"I think I am changed," she said to herself, at last. "I
didn't use to like to read the Bible, and now I do very much;
— I never liked praying in old times, and now, oh! what should
I do without it! I didn't love Jesus at all, but I am sure I
do now. I don't keep his commandments, but I do _try_ to keep
them; — I _must_ be changed a little. Oh!

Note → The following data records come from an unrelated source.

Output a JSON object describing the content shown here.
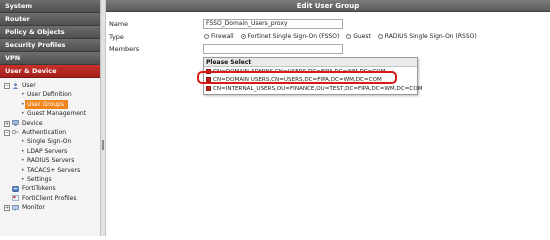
{
  "nav": {
    "system": "System",
    "router": "Router",
    "policy": "Policy & Objects",
    "security": "Security Profiles",
    "vpn": "VPN",
    "user_device": "User & Device"
  },
  "tree": {
    "user": "User",
    "user_definition": "User Definition",
    "user_groups": "User Groups",
    "guest_management": "Guest Management",
    "device": "Device",
    "authentication": "Authentication",
    "single_sign_on": "Single Sign-On",
    "ldap_servers": "LDAP Servers",
    "radius_servers": "RADIUS Servers",
    "tacacs_servers": "TACACS+ Servers",
    "settings": "Settings",
    "fortitokens": "FortiTokens",
    "forticlient_profiles": "FortiClient Profiles",
    "monitor": "Monitor"
  },
  "form": {
    "title": "Edit User Group",
    "name_label": "Name",
    "name_value": "FSSO_Domain_Users_proxy",
    "type_label": "Type",
    "type_options": [
      "Firewall",
      "Fortinet Single Sign-On (FSSO)",
      "Guest",
      "RADIUS Single Sign-On (RSSO)"
    ],
    "type_selected": "Fortinet Single Sign-On (FSSO)",
    "members_label": "Members"
  },
  "popup": {
    "header": "Please Select",
    "options": [
      "CN=DOMAIN ADMINS,CN=USERS,DC=FIPA,DC=WM,DC=COM",
      "CN=DOMAIN USERS,CN=USERS,DC=FIPA,DC=WM,DC=COM",
      "CN=INTERNAL_USERS,OU=FINANCE,OU=TEST,DC=FIPA,DC=WM,DC=COM"
    ],
    "checked_index": 1
  },
  "colors": {
    "active_nav": "#b3241d",
    "selected_tree": "#f0841d",
    "highlight": "#d71a14"
  }
}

I wish Mamma had known
it before!"
Weeping with mixed sorrow and thankful joy, Ellen bent her
head upon her little Bible to pray that she might be _more_
changed; and then, as she often did, raised the cover to look
at the texts in the beloved handwriting.
"I love them that love me, and they that seek me early shall
find me."
Ellen's tears were blinding her. "That has come true," she
thought.
"I will be a God to thee, and to thy seed after thee."
"That has come true, too!" she said, almost in surprise — "and
Mamma believed it would." — And then, as by a flash, came back
to her mind the time it was written; she remembered how, when
it was done, her mother's head had sunk upon the open page —
she seemed to see again the thin fingers tightly clasped — she
had not understood it then — she did now. "She was praying for
me," thought Ellen — "she was praying for me; she believed
that would come true."
The book was dashed down, and Ellen fell upon her knees, in a
perfect agony of weeping.
Even this, when she was calm again, served to steady her mind.